Two weeks after entering into a definitive merger agreement with Dick’s Sporting Goods, Foot Locker formally reported results for the period ended May 3. 

Total sales for Foot Locker declined by 4.5 percent on currency-neutral basis to $1,788 million as the group reported an operating loss of $271 million versus a year-ago profit of $18 million. The Q1 net loss was $363 million. Year-over-year gross margin contracted by 40 basis points, including a 10-basis point drop in merchandise margins. Merchandise inventory was essentially flat at period end at $1,665 million.

Softness in Foot Locker Europe’s 597-store operation negatively impacted overall comparable sales for the period, which declined by 2.6 percent. The drop included a modest 0.5 percent decline in North America, but an 8.5 percent drop within the company’s international businesses. On a constant-currency basis, EMEA revenues declined by 13.2 percent to $346 million. Meanwhile, Asia-Pacific sales fell by 5.4 percent to $103 million and dipped by 1.9 percent in North America to $1,339 million.

frank bracken foot locker

Source: Foot Locker

Frank Bracken, president of Foot Locker.

The group reported some positive news, most notably that its non-Nike brand business was performing strongly. Adidas, New Balance, Asics, On, Hoka, UGG, and Timberland generated double-digit, year-over-year growth. Nonetheless, Foot Locker senior management stated that the company remains supportive of Nike’s turnaround efforts under CEO Elliott Hill, which are expected to yield dividends in H2 and into 2026.

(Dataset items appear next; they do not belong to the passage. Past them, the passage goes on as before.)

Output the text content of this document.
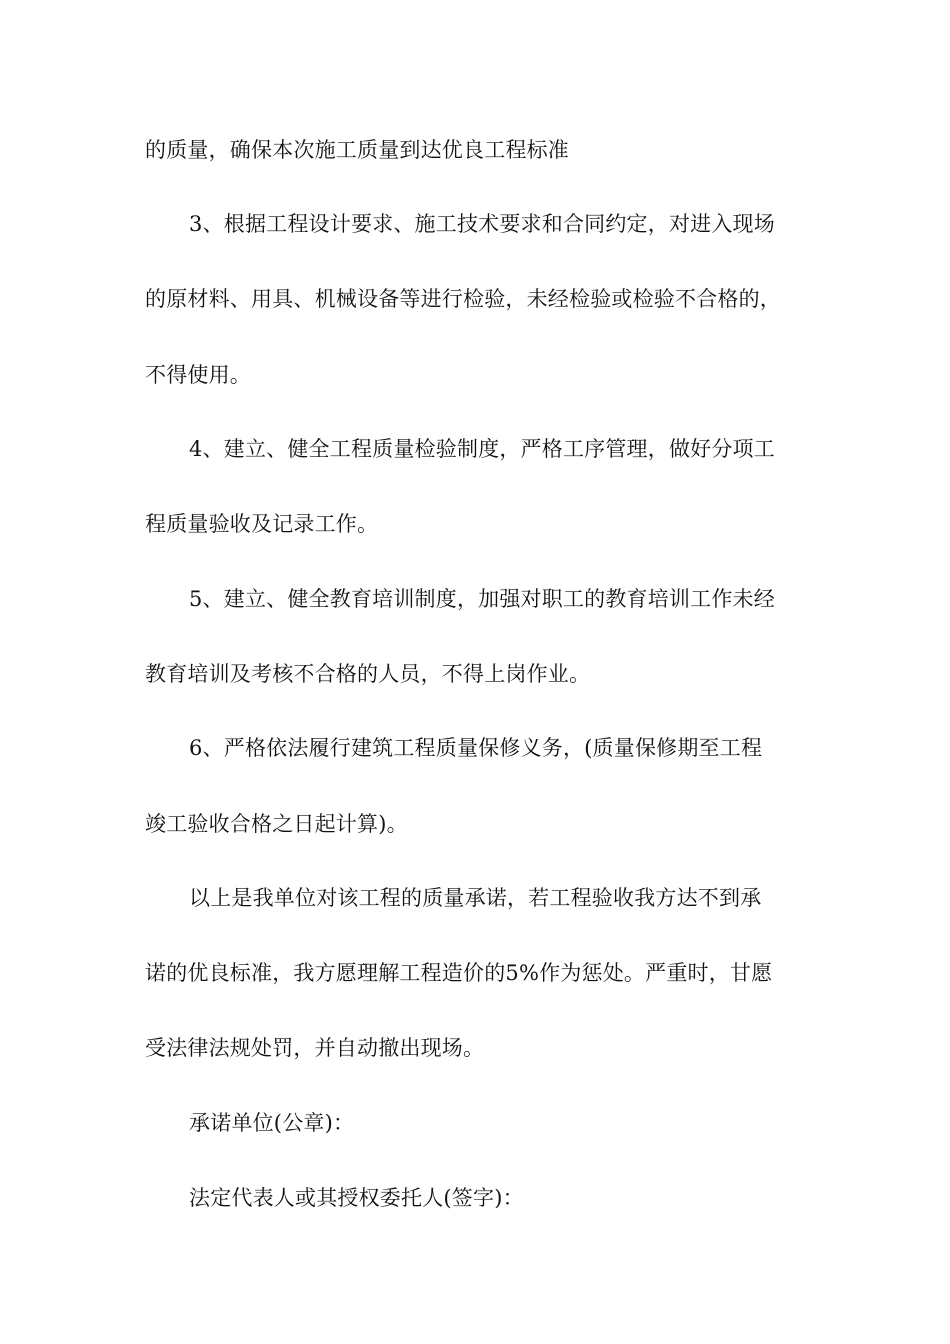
的质量，确保本次施工质量到达优良工程标准
3、根据工程设计要求、施工技术要求和合同约定，对进入现场
的原材料、用具、机械设备等进行检验，未经检验或检验不合格的，
不得使用。
4、建立、健全工程质量检验制度，严格工序管理，做好分项工
程质量验收及记录工作。
5、建立、健全教育培训制度，加强对职工的教育培训工作未经
教育培训及考核不合格的人员，不得上岗作业。
6、严格依法履行建筑工程质量保修义务，(质量保修期至工程
竣工验收合格之日起计算)。
以上是我单位对该工程的质量承诺，若工程验收我方达不到承
诺的优良标准，我方愿理解工程造价的5%作为惩处。严重时，甘愿
受法律法规处罚，并自动撤出现场。
承诺单位(公章)：
法定代表人或其授权委托人(签字)：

Foot Locker, ahead of the formal merger with Dick’s, continues to make investments in its “Re-imagined” formats and other store formats. There will also be more than 300 store refreshes this year after 400+ in 2024. The retailer characterizes 2025 as a year when it will return to a healthier store fleet and generate comp growth of 1.0 – 2.5 percent. Although elevated consumer uncertainty remains a possible damper on business going forward, Foot Locker anticipates expanding its gross margin by 40-80 basis points this year to a range of 29.3-29.7 percent, with most of the improvement coming in H2 as promotional levels lessen.

“…We are doubling down on our value proposition,” said Frank Bracken, president of Foot Locker, “really tapping into some of the passion points of global footwear, but also acknowledging workwear is a key category and instrument of growth for us. We’re doing a lot of work on the merchandise mi and our pricing strategy. And we continue to connect with consumer at a very local level.”